In your article of February 2, Mr. Charles E. Manierre, commenting upon my article in The Electrical Experimenter for February, which appeared in The Tribune of January 26, suggests that I give a definition of axial rotation.
I intended to be explicit on this point, as may be judged from the following quotation: “The unfailing test of the spinning of a mass is, however, the existence of energy of motion. The moon is not possessed of such vis viva.” By this I meant that “axial rotation” is not simply “rotation upon an axis” as nonchalantly defined in dictionaries, but is circular motion in the true physical sense — that is, one in which half the product of the mass with the square of velocity is a definite and positive quantity.
The moon is a nearly spherical body, of a radius of about 1,081.5 miles, from which I calculate its volume to be approximately 5,300,216,300 cubic miles. Since its mean density is 3.27, one cubic foot of material composing it weighs close to 205 pounds. Accordingly, the total weight of the satellite is about 79,969,000,000,000,000,000,000 and its mass 2,483,500,000,000,000,000 terrestrial short tons. Assuming that the moon does physically rotate upon its axis, it performs one revolution in 27 days 7 hours 43 minutes and 11 seconds, or 2,360,591 seconds. If, in conformity with mathematical principles, we imagine the entire mass concentrated at a distance from the centre equal to two-fifths of the radius, then the calculated rotational velocity is 3.04 feet per second, at which the globe would contain 11,474,000,000,000,000,000 short foot tons of energy, sufficient to run 1,000,000,000 horsepower for a period of 1,323 years. Now, I say that there is not enough energy in the moon to run a delicate watch.
In astronomical treatises usually the argument is advanced that “if the lunar globe did not turn upon its axis it would expose all parts to terrestrial view. As only a little over one-half is visible it must rotate.” But this inference is erroneous, for it admits of one alternative. There are an infinite number of axes besides its own on each of which the moon might turn and still exhibit the same peculiarity.
I have stated in my article that the moon rotates about an axis, passing through the centre of the earth, which is not strictly true, but does not vitiate the conclusions I have drawn. It is well known, of course, that the two bodies revolve around a common centre of gravity which is at a distance of a little over 2,899 miles from the earth’s centre.

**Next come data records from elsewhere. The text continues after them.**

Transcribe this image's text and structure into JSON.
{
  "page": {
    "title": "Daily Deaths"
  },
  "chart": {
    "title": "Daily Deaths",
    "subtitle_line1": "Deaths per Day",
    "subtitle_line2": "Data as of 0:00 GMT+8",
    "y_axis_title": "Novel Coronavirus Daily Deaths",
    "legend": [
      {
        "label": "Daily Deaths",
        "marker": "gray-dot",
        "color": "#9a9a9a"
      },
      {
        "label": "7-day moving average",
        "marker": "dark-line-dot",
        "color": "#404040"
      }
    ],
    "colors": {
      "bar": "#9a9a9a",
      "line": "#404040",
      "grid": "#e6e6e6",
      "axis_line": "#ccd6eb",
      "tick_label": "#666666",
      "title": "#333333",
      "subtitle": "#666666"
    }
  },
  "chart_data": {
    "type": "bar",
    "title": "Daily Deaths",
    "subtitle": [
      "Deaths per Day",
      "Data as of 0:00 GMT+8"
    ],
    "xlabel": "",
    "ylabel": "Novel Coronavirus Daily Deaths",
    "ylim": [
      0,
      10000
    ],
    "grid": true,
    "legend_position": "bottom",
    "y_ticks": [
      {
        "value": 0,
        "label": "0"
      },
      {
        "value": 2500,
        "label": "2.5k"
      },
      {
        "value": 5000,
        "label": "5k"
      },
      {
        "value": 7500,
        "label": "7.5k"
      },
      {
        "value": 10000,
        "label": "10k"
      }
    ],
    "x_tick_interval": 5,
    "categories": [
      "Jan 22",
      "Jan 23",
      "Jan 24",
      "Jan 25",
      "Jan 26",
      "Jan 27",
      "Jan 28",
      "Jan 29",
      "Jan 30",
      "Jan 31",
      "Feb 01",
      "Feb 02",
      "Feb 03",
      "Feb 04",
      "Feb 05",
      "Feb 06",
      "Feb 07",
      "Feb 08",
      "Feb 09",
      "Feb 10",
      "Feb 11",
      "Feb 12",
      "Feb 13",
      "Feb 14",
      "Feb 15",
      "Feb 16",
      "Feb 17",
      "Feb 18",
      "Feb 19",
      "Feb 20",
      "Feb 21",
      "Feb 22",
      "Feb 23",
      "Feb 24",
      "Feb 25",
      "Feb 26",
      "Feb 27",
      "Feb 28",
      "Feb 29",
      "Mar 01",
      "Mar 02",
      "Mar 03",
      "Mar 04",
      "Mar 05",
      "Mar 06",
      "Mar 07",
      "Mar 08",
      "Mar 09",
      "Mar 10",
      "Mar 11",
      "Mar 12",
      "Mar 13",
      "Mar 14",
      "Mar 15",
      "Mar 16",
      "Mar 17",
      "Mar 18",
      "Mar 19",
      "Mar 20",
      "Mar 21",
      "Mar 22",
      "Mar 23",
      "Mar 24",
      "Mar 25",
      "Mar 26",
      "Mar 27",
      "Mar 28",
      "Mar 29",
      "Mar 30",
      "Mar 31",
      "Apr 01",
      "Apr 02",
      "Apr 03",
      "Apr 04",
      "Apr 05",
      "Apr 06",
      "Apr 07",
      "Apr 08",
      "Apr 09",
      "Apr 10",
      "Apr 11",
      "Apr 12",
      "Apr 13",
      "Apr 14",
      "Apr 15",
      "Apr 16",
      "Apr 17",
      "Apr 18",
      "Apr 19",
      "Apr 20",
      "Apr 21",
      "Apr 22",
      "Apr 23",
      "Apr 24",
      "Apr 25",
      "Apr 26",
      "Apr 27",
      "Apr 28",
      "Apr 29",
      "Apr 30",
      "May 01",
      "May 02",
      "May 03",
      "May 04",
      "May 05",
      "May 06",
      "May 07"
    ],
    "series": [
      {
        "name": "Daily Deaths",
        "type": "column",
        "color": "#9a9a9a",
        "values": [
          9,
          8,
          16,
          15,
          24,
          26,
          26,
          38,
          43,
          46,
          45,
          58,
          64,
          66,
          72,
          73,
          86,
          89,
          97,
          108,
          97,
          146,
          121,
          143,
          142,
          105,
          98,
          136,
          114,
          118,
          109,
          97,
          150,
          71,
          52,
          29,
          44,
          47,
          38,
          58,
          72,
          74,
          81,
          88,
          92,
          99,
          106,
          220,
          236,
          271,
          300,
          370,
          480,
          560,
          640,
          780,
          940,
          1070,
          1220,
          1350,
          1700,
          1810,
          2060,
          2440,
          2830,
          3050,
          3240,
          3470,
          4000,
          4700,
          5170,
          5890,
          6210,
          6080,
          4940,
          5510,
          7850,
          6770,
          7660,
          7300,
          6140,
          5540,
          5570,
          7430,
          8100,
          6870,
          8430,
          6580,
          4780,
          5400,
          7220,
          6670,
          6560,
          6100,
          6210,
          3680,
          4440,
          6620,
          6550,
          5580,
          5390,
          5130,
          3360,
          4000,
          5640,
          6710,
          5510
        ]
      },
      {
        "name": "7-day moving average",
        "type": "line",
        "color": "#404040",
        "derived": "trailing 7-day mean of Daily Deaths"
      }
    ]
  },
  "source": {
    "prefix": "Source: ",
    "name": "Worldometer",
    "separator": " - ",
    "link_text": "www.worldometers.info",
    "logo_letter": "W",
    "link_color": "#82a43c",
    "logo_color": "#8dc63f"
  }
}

Another mistake in books on astronomy is made in considering this motion equivalent to that of a weight whirled on a string or in a sling. In the first place, there is an essential difference between these two devices though involving the same mechanical principle. If a metal ball attached to a string is whirled around and the latter breaks an axial rotation of the missile results which is definitely related in magnitude and direction to the motion preceding. By way of illustration: If the ball is whirled on the string clockwise, ten times a second, then when it flies off it will rotate on its axis twenty times a second, likewise in the direction of the clock. Quite different are the conditions when the ball is thrown from a sling. In this case a much more rapid rotation is imparted to it in the opposite sense. There is not true analogy to these in the motion of the moon. If the gravitational string, as it were, would snap, the satellite would go off in a tangent without the slightest swerving or rotation, for there is no momentum about the axis and, consequently, no tendency whatever to spinning motion.
Mr. Manierre is mistaken in his surmise as to what would happen if the earth were suddenly eliminated. Let us suppose that this would occur at the instant when the moon is in opposition. Then it would continue on its elliptical path around the sun, presenting to it steadily the face which was always exposed to the earth. If, on the other hand, the latter would disappear at the moment of conjunction, the moon would gradually swing around through 180 degrees and, after a number of oscillations, revolve again with the same face to the sun. In either case there would be no periodic changes, but eternal day and night, respectively, on the sides turned toward and away from the luminary.